KA: So as it stands you haven’t had a follow-up.

DLB: I’ve not heard anything from any administrator at Pasadena City College. Nothing — no apology, no explanation. They put out that statement explaining that they have a broken system of some sort, but it really doesn’t explain the disinvitation. There’s no rationale for why not and we still don’t have that.

I think it’s rather clear if you read those emails [cited in the L.A. Times story]. … My legal team is in talks with their legal team right now. That’s happening, because you know, there are damages and costs — that’s really just about making sure we’re compensated — my team is compensated. Flights are refunded and all that sort of thing.

KA: What does your interest in rectifying this situation have to do with your activism in a broader sense?

DLB: Well, I know exactly what it’s like to be a student at Pasadena City College. When I was at Pasadena City College, I was struggling. Financially, my family was in a tough spot and I had to work very hard to be able to pay my rent and keep going to [PCC]. … You need all the support you can get, because for so many students there, the dream is to get into a four-year school. And that’s hard work. I was trying to get into UCLA film school, very competitive, and I did.

And what they don’t need is — especially the gay and lesbian students there — is to be at an institution where it’s so clear there’s an atmosphere where the administrators are seeing them somehow inferior or ‘less than.’ That they are held to a higher standard — a very different standard. I mean, I don’t know if it’s activism — it’s personal. If you see someone drowning, if you see someone in harm’s way, I was taught — my mom taught me, the Mormon church taught me — you reach out and help.

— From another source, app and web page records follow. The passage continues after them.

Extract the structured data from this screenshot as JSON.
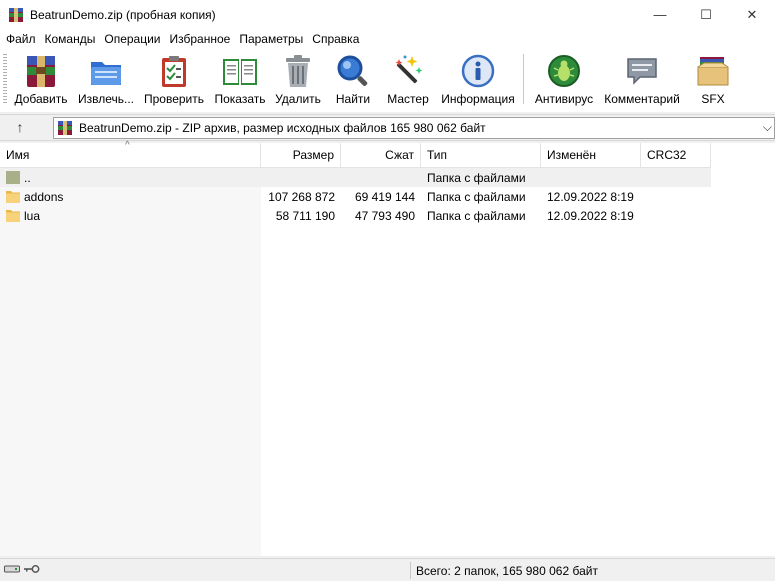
{
  "window": {
    "title": "BeatrunDemo.zip (пробная копия)",
    "controls": {
      "minimize": "—",
      "maximize": "☐",
      "close": "✕"
    }
  },
  "menu": [
    "Файл",
    "Команды",
    "Операции",
    "Избранное",
    "Параметры",
    "Справка"
  ],
  "toolbar": {
    "buttons": [
      {
        "label": "Добавить",
        "icon": "add-archive-icon"
      },
      {
        "label": "Извлечь...",
        "icon": "extract-folder-icon"
      },
      {
        "label": "Проверить",
        "icon": "test-clipboard-icon"
      },
      {
        "label": "Показать",
        "icon": "view-book-icon"
      },
      {
        "label": "Удалить",
        "icon": "trash-icon"
      },
      {
        "label": "Найти",
        "icon": "magnifier-icon"
      },
      {
        "label": "Мастер",
        "icon": "magic-wand-icon"
      },
      {
        "label": "Информация",
        "icon": "info-icon"
      },
      {
        "label": "Антивирус",
        "icon": "antivirus-bug-icon"
      },
      {
        "label": "Комментарий",
        "icon": "comment-icon"
      },
      {
        "label": "SFX",
        "icon": "sfx-box-icon"
      }
    ]
  },
  "address": {
    "up_label": "↑",
    "path": "BeatrunDemo.zip - ZIP архив, размер исходных файлов 165 980 062 байт",
    "dropdown": "⌵"
  },
  "columns": [
    "Имя",
    "Размер",
    "Сжат",
    "Тип",
    "Изменён",
    "CRC32"
  ],
  "sort_indicator": "^",
  "rows": [
    {
      "name": "..",
      "size": "",
      "packed": "",
      "type": "Папка с файлами",
      "modified": "",
      "crc": "",
      "icon": "parent-folder-icon"
    },
    {
      "name": "addons",
      "size": "107 268 872",
      "packed": "69 419 144",
      "type": "Папка с файлами",
      "modified": "12.09.2022 8:19",
      "crc": "",
      "icon": "folder-icon"
    },
    {
      "name": "lua",
      "size": "58 711 190",
      "packed": "47 793 490",
      "type": "Папка с файлами",
      "modified": "12.09.2022 8:19",
      "crc": "",
      "icon": "folder-icon"
    }
  ],
  "status": {
    "text": "Всего: 2 папок, 165 980 062 байт"
  }
}
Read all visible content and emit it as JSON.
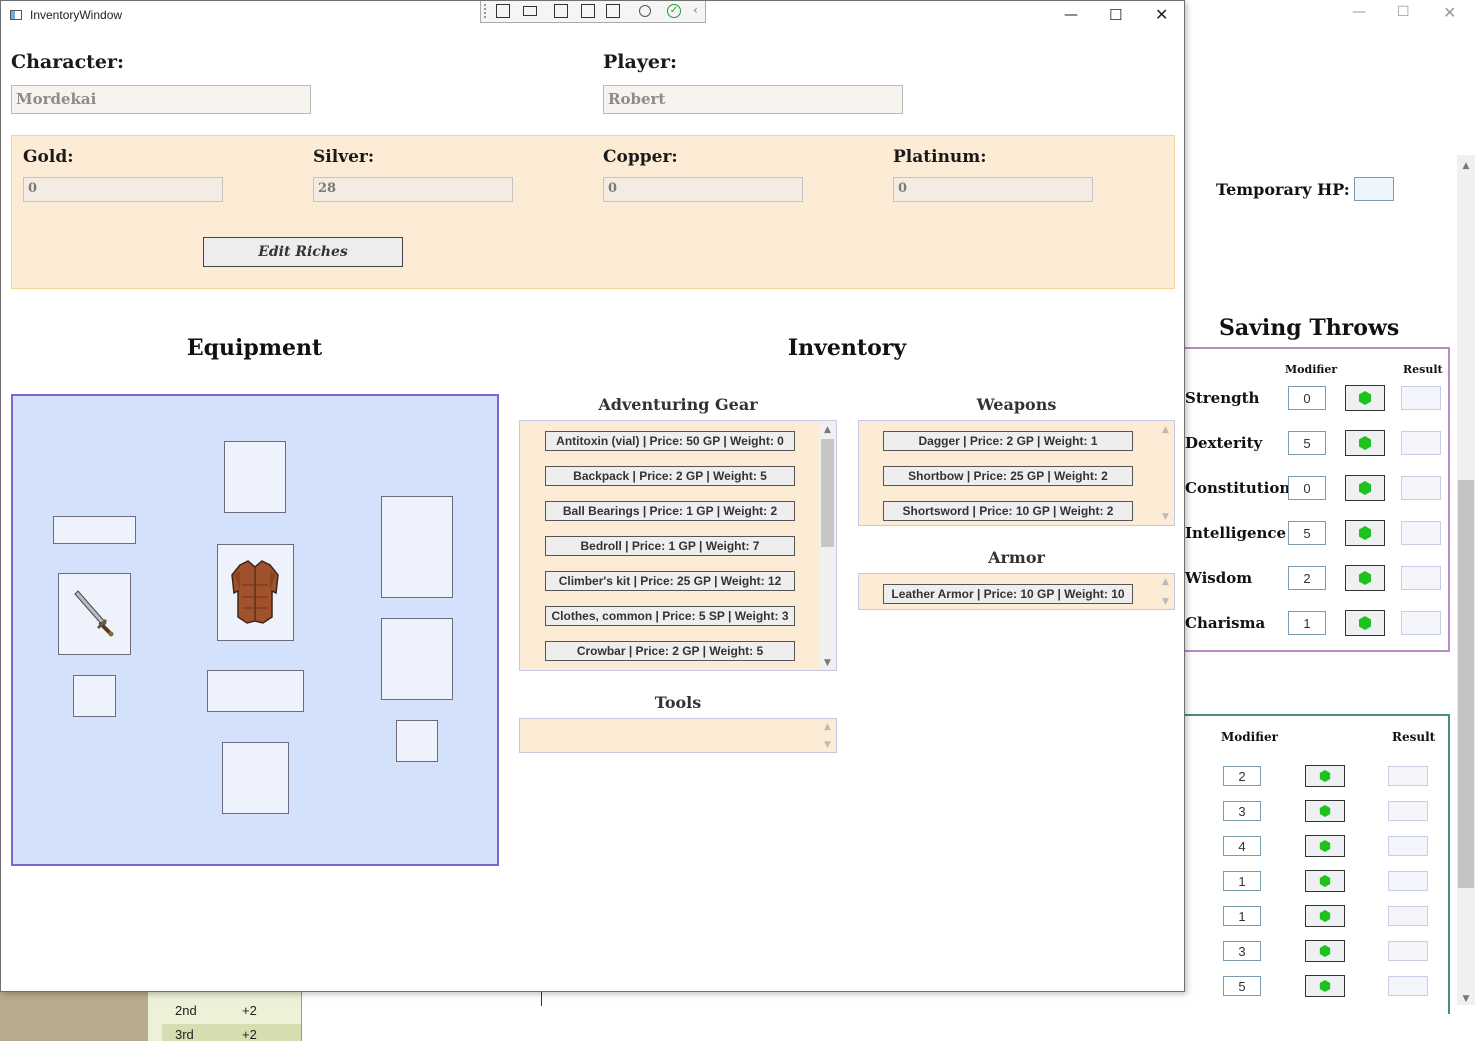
{
  "background_window": {
    "temp_hp_label": "Temporary HP:",
    "saving_throws": {
      "title": "Saving Throws",
      "modifier_header": "Modifier",
      "result_header": "Result",
      "rows": [
        {
          "label": "Strength",
          "modifier": "0"
        },
        {
          "label": "Dexterity",
          "modifier": "5"
        },
        {
          "label": "Constitution",
          "modifier": "0"
        },
        {
          "label": "Intelligence",
          "modifier": "5"
        },
        {
          "label": "Wisdom",
          "modifier": "2"
        },
        {
          "label": "Charisma",
          "modifier": "1"
        }
      ]
    },
    "skills": {
      "modifier_header": "Modifier",
      "result_header": "Result",
      "modifiers": [
        "2",
        "3",
        "4",
        "1",
        "1",
        "3",
        "5"
      ]
    },
    "bottom_table": [
      {
        "level": "2nd",
        "bonus": "+2"
      },
      {
        "level": "3rd",
        "bonus": "+2"
      }
    ]
  },
  "window": {
    "title": "InventoryWindow"
  },
  "character": {
    "character_label": "Character:",
    "character_value": "Mordekai",
    "player_label": "Player:",
    "player_value": "Robert"
  },
  "riches": {
    "gold_label": "Gold:",
    "gold_value": "0",
    "silver_label": "Silver:",
    "silver_value": "28",
    "copper_label": "Copper:",
    "copper_value": "0",
    "platinum_label": "Platinum:",
    "platinum_value": "0",
    "edit_button": "Edit Riches"
  },
  "equipment": {
    "title": "Equipment"
  },
  "inventory": {
    "title": "Inventory",
    "adventuring_gear": {
      "title": "Adventuring Gear",
      "items": [
        "Antitoxin (vial) | Price: 50 GP | Weight: 0",
        "Backpack | Price: 2 GP | Weight: 5",
        "Ball Bearings | Price: 1 GP | Weight: 2",
        "Bedroll | Price: 1 GP | Weight: 7",
        "Climber's kit | Price: 25 GP | Weight: 12",
        "Clothes, common | Price: 5 SP | Weight: 3",
        "Crowbar | Price: 2 GP | Weight: 5"
      ]
    },
    "weapons": {
      "title": "Weapons",
      "items": [
        "Dagger | Price: 2 GP | Weight: 1",
        "Shortbow | Price: 25 GP | Weight: 2",
        "Shortsword | Price: 10 GP | Weight: 2"
      ]
    },
    "armor": {
      "title": "Armor",
      "items": [
        "Leather Armor | Price: 10 GP | Weight: 10"
      ]
    },
    "tools": {
      "title": "Tools",
      "items": []
    }
  },
  "colors": {
    "riches_bg": "#fdecd5",
    "equipment_bg": "#d3e1fb",
    "equipment_border": "#7a67cc",
    "saving_throw_border": "#b98bc4",
    "skills_border": "#4b8b85",
    "dice": "#1ec21e"
  }
}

And so you know it seems that the atmosphere at Pasadena City College is discriminatory and toxic and dishonest. And I just — I care so much about that school — if you ever ask anybody, I mean I love UCLA, but people would say, “Would you ever do something for a school?” And I’ve said yeah, but I think it’s Pasadena City College that I would make a donation for, do a fundraiser for, help start a school at. It’s that place that saved me — it was a safety net for me when I desperately needed it, and it worked.

So I care about it a great deal, and the students so far have been so supportive, and they’ve been asking for help, they’ve been saying, “Don’t let it go, help us fix our school.” So I haven’t given up. I think it’s the No. 2 in terms of transfers to four-year schools in California. So we should make it better, not let it fall into this sort of disarray.

Every time I think [this story’s] over … there’s another wrinkle.

* * *

A meeting between Rocha and the board about the commencement controversy was scheduled to take place Wednesday evening. Should the assembled officials decide to take Associated Students President Jordyn Orozco’s lead and invite Black back, that action would be supported by several other PCC student and faculty groups, including Students for Social Justice, the Queer Alliance and the Safe Zone Coalition.

Black has also helpfully kept his booking to fly to the States that weekend, but he’s made some other important plans for that trip in the meantime: “I’m going to see my mom in Washington, D.C., and go give a speech in Chicago,” he said.

A call to Rocha had not been returned by press time.